Reputation: 31
I'm new to dbt and I am try to solve a "late arriving data" situation for a snapshot model; I was wondering if any of you could help me tackle effectively this issue;
The situation is the following, every once in a while, i read "in full" some data from a source table, which looks like the following:
SOURCE TABLE AT T0
id | value | id_queue |
---|---|---|
A | 10 | 1 |
SOURCE TABLE AT T1
id | value | id_queue |
---|---|---|
A | 25 | 4 |
Changes are recorded into a snapshot table:
{% snapshot mysnapshottable %}
{{
config(
target_schema=env_var('MY_SCHEMA'),
strategy='check',
unique_key='ID',
check_cols=['VALUE', 'ID_QUEUE'],
)
}}
select * from {{ ref('source_table') }}
{% endsnapshot %}
Now, the problem is this: ID_QUEUE is a MONOTONICALLY INCREASING number that is used to keep things ordered in the case of problem with the source table writer, for instance, if a piece of data is updated 2 times, it may happens that the first change (the less recent one) is recorded into the source AFTER the most recent one. For example, after the two insertions written above, we have the following situation:
id | value | id_queue | dbt_valid_from | dbt_valid_to |
---|---|---|---|---|
A | 10 | 1 | T0 | T1 |
A | 25 | 4 | T1 | NULL |
Now, suppose that for any reason the source table contains, at T2, a previous "change" for the row with ID A
SOURCE TABLE AT T2
id | value | id_queue |
---|---|---|
A | 20 | 3 |
The result of the snapshot run will be:
id | value | id_queue | dbt_valid_from | dbt_valid_to |
---|---|---|---|---|
A | 10 | 1 | T0 | T1 |
A | 25 | 4 | T1 | T2 |
A | 20 | 3 | T2 | NULL |
While the desired output should be:
id | value | id_queue | dbt_valid_from | dbt_valid_to |
---|---|---|---|---|
A | 10 | 1 | T0 | T1 |
A | 20 | 3 | T1 | T2 |
A | 25 | 4 | T2 | NULL |
Is there a smart way/trick to achieve such result? Thanks in advance for any suggestion.
Upvotes: 3
Views: 1044
Reputation: 5815
A snapshot is just like any other table -- you can build a model off of it and do whatever you want with the data.

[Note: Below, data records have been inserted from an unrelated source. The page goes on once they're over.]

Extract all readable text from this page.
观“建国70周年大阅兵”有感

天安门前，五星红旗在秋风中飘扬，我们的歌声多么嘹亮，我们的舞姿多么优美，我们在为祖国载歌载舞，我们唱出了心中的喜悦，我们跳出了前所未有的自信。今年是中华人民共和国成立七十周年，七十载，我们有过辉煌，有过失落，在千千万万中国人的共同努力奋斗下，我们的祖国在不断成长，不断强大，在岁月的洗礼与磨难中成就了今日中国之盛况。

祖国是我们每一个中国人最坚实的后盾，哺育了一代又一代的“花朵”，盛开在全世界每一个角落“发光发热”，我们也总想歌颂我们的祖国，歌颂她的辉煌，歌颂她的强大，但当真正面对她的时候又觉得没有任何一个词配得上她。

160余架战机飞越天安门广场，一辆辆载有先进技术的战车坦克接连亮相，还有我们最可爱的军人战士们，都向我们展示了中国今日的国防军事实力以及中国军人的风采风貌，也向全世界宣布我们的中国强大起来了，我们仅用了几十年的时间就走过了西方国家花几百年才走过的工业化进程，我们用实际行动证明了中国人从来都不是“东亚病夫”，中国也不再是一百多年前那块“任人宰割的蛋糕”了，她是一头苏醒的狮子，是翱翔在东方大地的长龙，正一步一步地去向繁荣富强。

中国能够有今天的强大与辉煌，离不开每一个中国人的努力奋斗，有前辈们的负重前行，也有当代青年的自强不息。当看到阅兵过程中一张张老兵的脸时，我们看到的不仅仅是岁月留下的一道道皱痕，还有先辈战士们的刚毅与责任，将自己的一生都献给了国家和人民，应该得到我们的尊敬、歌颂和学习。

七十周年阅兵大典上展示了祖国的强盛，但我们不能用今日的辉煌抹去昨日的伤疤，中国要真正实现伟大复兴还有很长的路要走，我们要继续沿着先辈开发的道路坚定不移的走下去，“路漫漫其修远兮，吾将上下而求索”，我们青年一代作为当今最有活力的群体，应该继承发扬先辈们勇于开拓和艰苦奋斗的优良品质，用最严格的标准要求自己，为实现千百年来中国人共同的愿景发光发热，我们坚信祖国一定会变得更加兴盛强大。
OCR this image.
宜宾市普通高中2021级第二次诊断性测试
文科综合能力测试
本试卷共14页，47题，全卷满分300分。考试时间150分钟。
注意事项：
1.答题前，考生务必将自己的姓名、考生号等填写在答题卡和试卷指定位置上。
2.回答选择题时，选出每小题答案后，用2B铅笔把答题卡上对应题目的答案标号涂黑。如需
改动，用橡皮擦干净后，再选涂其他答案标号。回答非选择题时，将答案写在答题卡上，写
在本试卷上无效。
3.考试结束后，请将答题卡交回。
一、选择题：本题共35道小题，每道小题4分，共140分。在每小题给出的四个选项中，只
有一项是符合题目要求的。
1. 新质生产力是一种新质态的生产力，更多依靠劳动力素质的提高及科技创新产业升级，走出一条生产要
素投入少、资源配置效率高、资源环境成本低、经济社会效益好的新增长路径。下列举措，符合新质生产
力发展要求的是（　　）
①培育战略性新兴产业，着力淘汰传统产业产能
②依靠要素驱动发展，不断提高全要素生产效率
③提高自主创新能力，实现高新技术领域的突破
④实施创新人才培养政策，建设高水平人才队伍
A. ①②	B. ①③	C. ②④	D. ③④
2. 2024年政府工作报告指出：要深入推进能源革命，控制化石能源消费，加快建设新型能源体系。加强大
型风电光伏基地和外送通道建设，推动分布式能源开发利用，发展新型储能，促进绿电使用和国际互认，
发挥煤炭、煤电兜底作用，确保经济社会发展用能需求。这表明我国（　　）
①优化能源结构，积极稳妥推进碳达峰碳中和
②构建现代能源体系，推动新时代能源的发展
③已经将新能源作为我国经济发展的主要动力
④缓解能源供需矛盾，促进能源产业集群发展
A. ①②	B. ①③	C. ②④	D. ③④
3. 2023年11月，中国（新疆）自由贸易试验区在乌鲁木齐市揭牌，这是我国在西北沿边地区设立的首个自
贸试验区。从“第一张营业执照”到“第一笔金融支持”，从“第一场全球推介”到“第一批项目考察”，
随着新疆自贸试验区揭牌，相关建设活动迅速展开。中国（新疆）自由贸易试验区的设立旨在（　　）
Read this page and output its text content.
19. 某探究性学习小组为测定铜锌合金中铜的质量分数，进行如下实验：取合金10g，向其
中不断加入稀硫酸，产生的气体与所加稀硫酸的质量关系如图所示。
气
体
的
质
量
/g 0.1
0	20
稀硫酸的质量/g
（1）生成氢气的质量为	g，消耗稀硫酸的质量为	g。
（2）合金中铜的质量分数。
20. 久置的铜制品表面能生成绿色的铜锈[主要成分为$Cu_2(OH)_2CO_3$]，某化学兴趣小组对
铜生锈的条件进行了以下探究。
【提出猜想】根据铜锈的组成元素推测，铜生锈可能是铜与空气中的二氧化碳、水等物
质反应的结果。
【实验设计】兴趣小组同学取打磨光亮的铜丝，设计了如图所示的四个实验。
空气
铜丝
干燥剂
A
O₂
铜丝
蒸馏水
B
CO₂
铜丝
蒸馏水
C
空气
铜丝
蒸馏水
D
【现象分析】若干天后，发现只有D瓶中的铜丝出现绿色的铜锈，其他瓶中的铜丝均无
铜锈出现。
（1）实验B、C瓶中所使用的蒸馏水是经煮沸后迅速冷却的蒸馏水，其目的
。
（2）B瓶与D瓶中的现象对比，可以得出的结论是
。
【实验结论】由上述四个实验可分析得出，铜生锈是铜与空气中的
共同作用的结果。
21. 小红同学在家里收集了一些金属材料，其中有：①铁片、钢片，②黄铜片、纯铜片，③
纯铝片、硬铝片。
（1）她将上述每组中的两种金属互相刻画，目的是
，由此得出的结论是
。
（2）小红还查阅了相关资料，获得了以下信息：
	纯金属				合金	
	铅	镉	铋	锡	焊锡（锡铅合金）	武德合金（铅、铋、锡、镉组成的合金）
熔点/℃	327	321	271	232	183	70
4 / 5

You didn't tag your rdbms, but assuming you're on Snowflake or pg/similar, I would use the rank()
window function on both the id_queue
and dbt_valid_from
fields, then join the table to itself to rearrange the dates. That looks like this:
with
ranked as (
select
*,
rank() over (
partition by id order by id_queue asc, dbt_valid_from asc
) as id_rank,
rank() over (
partition by id order by dbt_valid_from asc, id_queue asc
) as ts_rank
from {{ ref("mysnapshottable") }}
)
select a.id, a.value, a.id_queue, b.dbt_valid_from, b.dbt_valid_to
from ranked as a
join ranked as b on a.id = b.id and a.id_rank = b.ts_rank
This assumes that the combination of id_queue
and dbt_valid_from
will be unique for any id
, which you should write a test for to confirm.
Upvotes: 1